The Feds Want You to Destroy This Sneaky Mussel’s Hiding SpotFeedzy

Daniel showed the pet store manager how to kill the freshwater interloper by dunking it in super-salty water, and they removed the moss balls from the shelves. Still, by March 8, the USGS reported mussel sightings in moss balls in Alaska, California, Colorado, Florida, Georgia, Iowa, Massachusetts, Michigan, Montana, Nebraska, Nevada, New Mexico, North Dakota, Oklahoma, Oregon, Tennessee, Vermont, Virginia, Wisconsin, Washington, and Wyoming—with more states added since. Officials are investigating what Daniel refers to as the “chain of custody,” trying to determine whether the moss balls all came from a single producer, likely a wholesaler based in Ukraine, or from several sources. Meanwhile, with the US Fish and Wildlife Service and other partners, the USGS issued guidance for going ham on the moss balls to quash the new invasion—that’s where all the bleaching, boiling, freezing, and other pummeling comes in. Afterwards, the brutalized ball should end up in the trash, in a sealed bag.

Introductions from home aquaria aren’t the most common vector for species entering waterways such as the Great Lakes, but “they do happen,” says Christine Mayer, an aquatic ecologist at the University of Toledo. “Especially with fish—people don’t want to kill them. People don’t feel so bad about putting a plant in the compost, but they’re not sure they know how to humanely euthanize a fish.” Mayer says that ecologists sampling in the Great Lakes will sometimes come across a goldfish, either freed from a fishbowl or descended from others gone feral.

A preemptive strike is the best way to keep zebra mussel populations small, because established communities are incredibly difficult to eradicate. “Everyone who works with invasive species says prevention is better than cure,” Mayer says. “Keeping things out is cheaper, easier, and better than trying to kill them once they’re there.”
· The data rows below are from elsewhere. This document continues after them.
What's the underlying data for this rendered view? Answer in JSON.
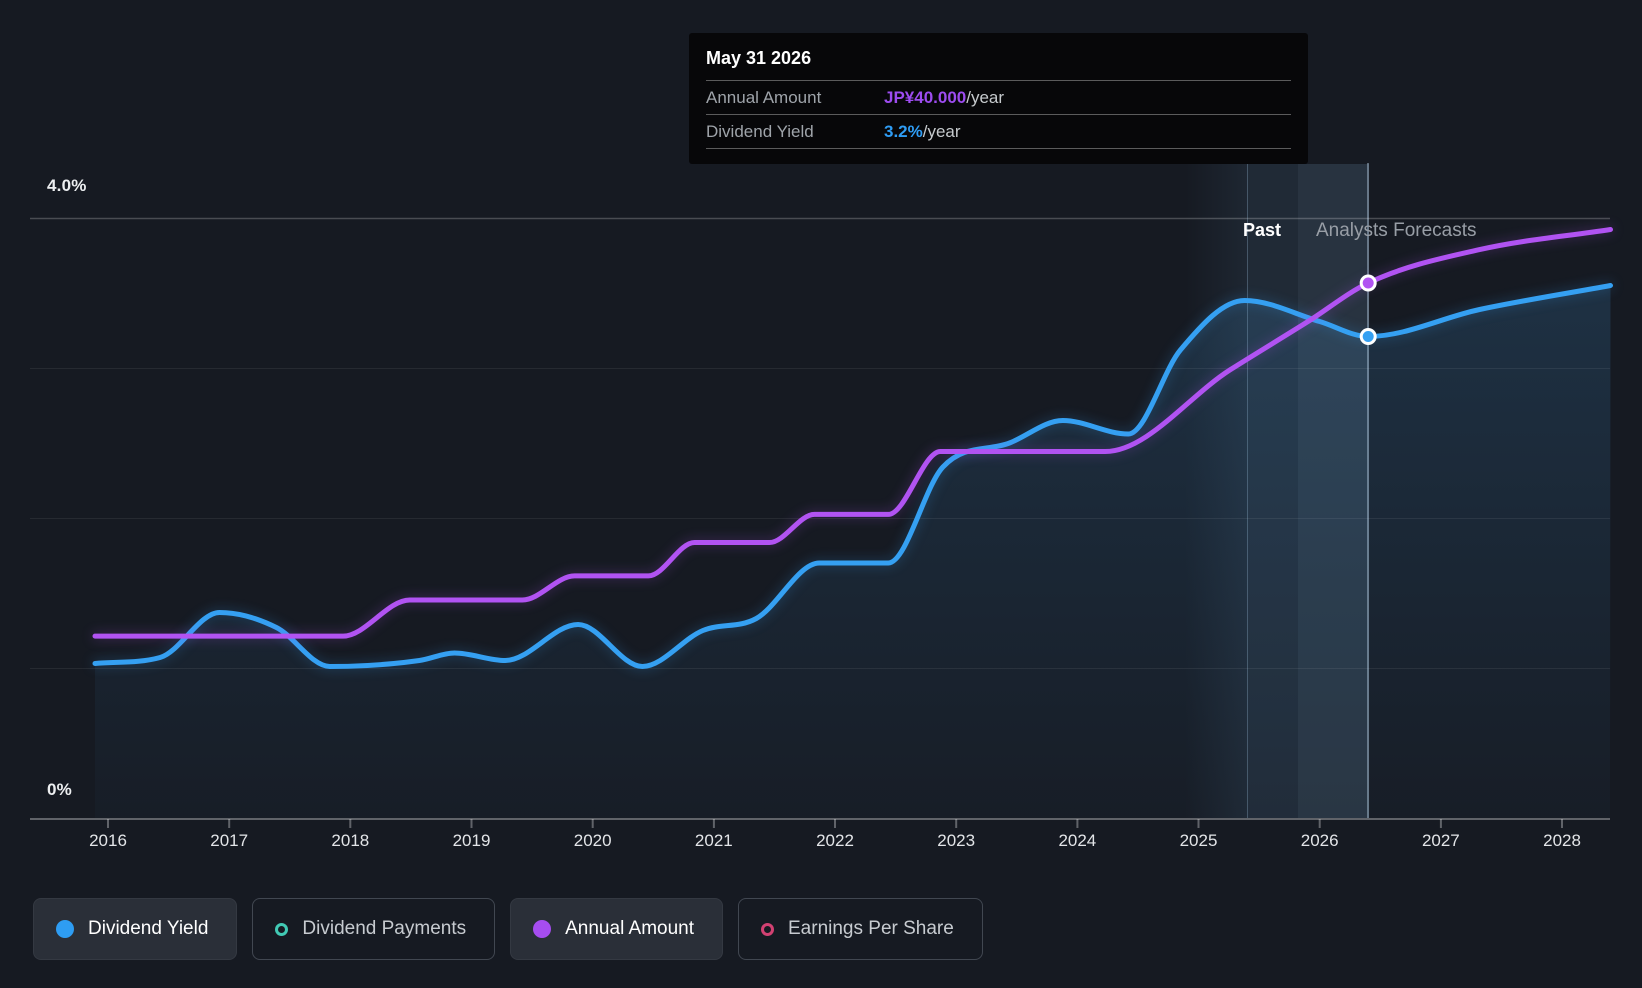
{
  "tooltip": {
    "date": "May 31 2026",
    "rows": [
      {
        "label": "Annual Amount",
        "value": "JP¥40.000",
        "suffix": "/year",
        "color": "#9d4cf0"
      },
      {
        "label": "Dividend Yield",
        "value": "3.2%",
        "suffix": "/year",
        "color": "#2f9df5"
      }
    ]
  },
  "axis": {
    "y_top_label": "4.0%",
    "y_bottom_label": "0%"
  },
  "regions": {
    "past_label": "Past",
    "forecast_label": "Analysts Forecasts"
  },
  "legend": [
    {
      "label": "Dividend Yield",
      "color": "#2e9df3",
      "style": "filled",
      "active": true
    },
    {
      "label": "Dividend Payments",
      "color": "#41c9b4",
      "style": "ring",
      "active": false
    },
    {
      "label": "Annual Amount",
      "color": "#a64df0",
      "style": "filled",
      "active": true
    },
    {
      "label": "Earnings Per Share",
      "color": "#d24172",
      "style": "ring",
      "active": false
    }
  ],
  "chart_data": {
    "type": "line",
    "title": "Dividend history and forecast",
    "x_axis": {
      "range": [
        2015.89,
        2028.4
      ],
      "ticks": [
        "2016",
        "2017",
        "2018",
        "2019",
        "2020",
        "2021",
        "2022",
        "2023",
        "2024",
        "2025",
        "2026",
        "2027",
        "2028"
      ]
    },
    "y_axis_yield": {
      "label": "Dividend Yield",
      "unit": "%",
      "min": 0,
      "max": 4.0,
      "shown_gridlines_pct": [
        1,
        2,
        3,
        4
      ]
    },
    "y_axis_amount": {
      "label": "Annual Amount",
      "unit": "JP¥/year",
      "min": 0,
      "max_at_top_gridline": 44.9
    },
    "legend_position": "bottom",
    "grid": true,
    "forecast_start_year": 2025.4,
    "hover": {
      "date": "May 31 2026",
      "year": 2026.4,
      "yield_pct": 3.21,
      "amount_jpy": 40.0
    },
    "series": [
      {
        "name": "Dividend Yield",
        "unit": "%",
        "color": "#35a0f2",
        "area_fill": true,
        "points": [
          [
            2015.893,
            1.03
          ],
          [
            2016.43,
            1.07
          ],
          [
            2016.92,
            1.37
          ],
          [
            2017.39,
            1.27
          ],
          [
            2017.83,
            1.01
          ],
          [
            2018.57,
            1.05
          ],
          [
            2018.86,
            1.1
          ],
          [
            2019.28,
            1.05
          ],
          [
            2019.88,
            1.29
          ],
          [
            2020.41,
            1.01
          ],
          [
            2020.91,
            1.25
          ],
          [
            2021.35,
            1.33
          ],
          [
            2021.87,
            1.7
          ],
          [
            2022.44,
            1.7
          ],
          [
            2022.89,
            2.34
          ],
          [
            2023.44,
            2.5
          ],
          [
            2023.88,
            2.65
          ],
          [
            2024.42,
            2.56
          ],
          [
            2024.85,
            3.12
          ],
          [
            2025.38,
            3.45
          ],
          [
            2026.0,
            3.31
          ],
          [
            2026.4,
            3.21
          ],
          [
            2027.32,
            3.39
          ],
          [
            2028.4,
            3.55
          ]
        ]
      },
      {
        "name": "Annual Amount",
        "unit": "JP¥/year",
        "color": "#b153f2",
        "area_fill": false,
        "points": [
          [
            2015.893,
            13.6
          ],
          [
            2017.94,
            13.6
          ],
          [
            2018.49,
            16.3
          ],
          [
            2019.42,
            16.3
          ],
          [
            2019.85,
            18.1
          ],
          [
            2020.46,
            18.1
          ],
          [
            2020.84,
            20.6
          ],
          [
            2021.46,
            20.6
          ],
          [
            2021.83,
            22.7
          ],
          [
            2022.44,
            22.7
          ],
          [
            2022.87,
            27.4
          ],
          [
            2024.23,
            27.4
          ],
          [
            2025.26,
            33.5
          ],
          [
            2025.9,
            37.1
          ],
          [
            2026.4,
            40.0
          ],
          [
            2027.32,
            42.5
          ],
          [
            2028.4,
            44.0
          ]
        ]
      }
    ]
  },
  "colors": {
    "background": "#161a22",
    "yield_line": "#35a0f2",
    "amount_line": "#b153f2",
    "payments": "#41c9b4",
    "eps": "#d24172",
    "tooltip_bg": "#070709",
    "muted_text": "#9fa4aa"
  }
}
Introductions from large ships aren’t such a major issue anymore, because there are now procedures for how, where, and when ballast water can be dumped, says Eva Enders, a research scientist at Fisheries and Oceans Canada who has studied the mussels’ muscling through Lake Winnipeg, in Manitoba. Now, Enders says, “the risk that remains is inland—the transport by small leisure or recreational boats from lake to lake, river to river.” To aid in prevention, ecologists, naturalists, and others around the Great Lakes region have encouraged boaters to inspect their hulls and motors and thoroughly drain and dry water-holding compartments between outings.
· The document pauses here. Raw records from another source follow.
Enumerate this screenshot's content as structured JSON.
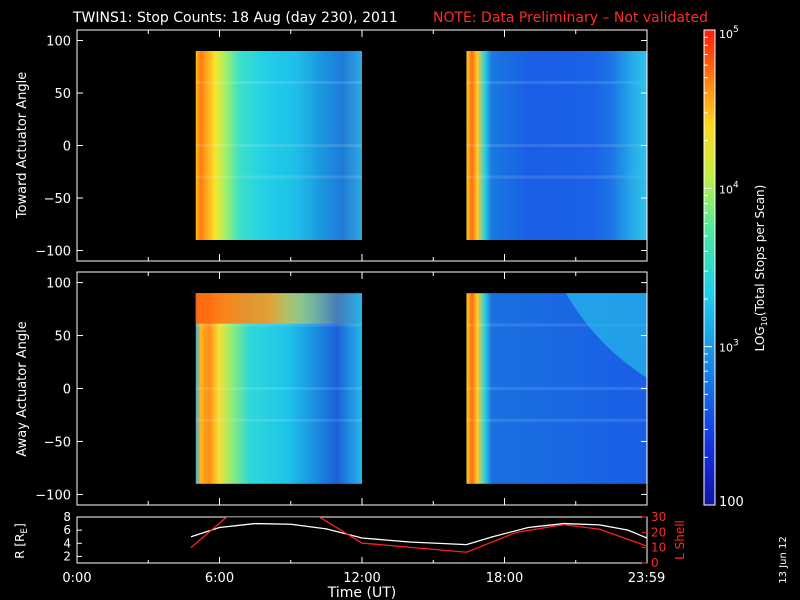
{
  "title": {
    "main": "TWINS1: Stop Counts: 18 Aug (day 230), 2011",
    "note": "NOTE: Data Preliminary – Not validated"
  },
  "chart_data": [
    {
      "type": "heatmap",
      "name": "toward-panel",
      "ylabel": "Toward Actuator Angle",
      "ylim": [
        -110,
        110
      ],
      "y_ticks": [
        "100",
        "50",
        "0",
        "−50",
        "−100"
      ],
      "y_tick_values": [
        100,
        50,
        0,
        -50,
        -100
      ],
      "x_range_hours": [
        0,
        24
      ],
      "data_segments_hours": [
        [
          5.0,
          12.0
        ],
        [
          16.4,
          24.0
        ]
      ],
      "angle_range": [
        -90,
        90
      ]
    },
    {
      "type": "heatmap",
      "name": "away-panel",
      "ylabel": "Away Actuator Angle",
      "ylim": [
        -110,
        110
      ],
      "y_ticks": [
        "100",
        "50",
        "0",
        "−50",
        "−100"
      ],
      "y_tick_values": [
        100,
        50,
        0,
        -50,
        -100
      ],
      "x_range_hours": [
        0,
        24
      ],
      "data_segments_hours": [
        [
          5.0,
          12.0
        ],
        [
          16.4,
          24.0
        ]
      ],
      "angle_range": [
        -90,
        90
      ]
    },
    {
      "type": "line",
      "name": "orbit-panel",
      "ylabel_left": "R [R",
      "ylabel_left_sub": "E",
      "ylabel_left_close": "]",
      "ylabel_right": "L Shell",
      "ylim_left": [
        1,
        8
      ],
      "ylim_right": [
        0,
        30
      ],
      "y_ticks_left": [
        "8",
        "6",
        "4",
        "2"
      ],
      "y_tick_values_left": [
        8,
        6,
        4,
        2
      ],
      "y_ticks_right": [
        "30",
        "20",
        "10",
        "0"
      ],
      "y_tick_values_right": [
        30,
        20,
        10,
        0
      ],
      "x_ticks": [
        "0:00",
        "6:00",
        "12:00",
        "18:00",
        "23:59"
      ],
      "x_tick_values": [
        0,
        6,
        12,
        18,
        23.98
      ],
      "xlabel": "Time (UT)",
      "series": [
        {
          "name": "R [RE]",
          "color": "#ffffff",
          "x": [
            4.8,
            6.0,
            7.5,
            9.0,
            10.5,
            12.0,
            14.0,
            16.4,
            17.5,
            19.0,
            20.5,
            22.0,
            23.2,
            24.0
          ],
          "y": [
            5.0,
            6.4,
            7.0,
            6.9,
            6.2,
            4.8,
            4.2,
            3.8,
            5.0,
            6.4,
            7.0,
            6.8,
            6.0,
            4.8
          ]
        },
        {
          "name": "L Shell",
          "color": "#ff2020",
          "x": [
            4.8,
            6.3,
            10.2,
            12.0,
            16.4,
            18.5,
            20.5,
            22.0,
            24.0
          ],
          "y": [
            10.0,
            30.0,
            30.0,
            13.0,
            7.0,
            20.0,
            25.0,
            22.0,
            11.0
          ]
        }
      ]
    }
  ],
  "colorbar": {
    "label_prefix": "LOG",
    "label_sub": "10",
    "label_suffix": "(Total Stops per Scan)",
    "ticks": [
      {
        "base": "10",
        "exp": "5",
        "value": 100000
      },
      {
        "base": "10",
        "exp": "4",
        "value": 10000
      },
      {
        "base": "10",
        "exp": "3",
        "value": 1000
      },
      {
        "base": "100",
        "exp": "",
        "value": 100
      }
    ],
    "range": [
      100,
      100000
    ]
  },
  "footer_date": "13 Jun 12"
}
It’s hard to picture a future in which waterways that are suffused with the mussels are ever fully free of them. “The Great Lakes are kinda … they’re already a thing,” Mayer says. That’s not the case everywhere, though, and more recent efforts have focused on stifling invasive zebra mussels in the western US, where they haven’t yet claimed as much turf. Groups such as the Invasive Mussel Collaborative, which works in partnership with the Great Lakes Commission, USGS, National Oceanic and Atmospheric Administration, and others, share tactics for snuffing out small populations. In New York’s Lake George, for example, a team successfully evicted a fledgling mussel population by quarantining the entire lake and dispatching divers to remove them manually.

Other strategies include pumping carbon dioxide into the water column, which suffocates the mussels inside it, and laying tarp-like benthic mats on mussel-studded bottoms, barricading the creatures from oxygen, light, and food. Several states have “decontamination stations,” where boats are inspected and cleaned, Weibert says. In Alberta, Canada, mussel-sniffing dogs are trotted out at highway checkpoints, Enders notes. USGS staff are currently adapting a test, initially developed for invasive carp, to suss out genetic evidence of zebra mussels in the water; Daniel thinks it could be up and running in the next several months.

But for now, ecologists really want your help preventing new spreads—and that involves unleashing some hellfire fury on moss balls.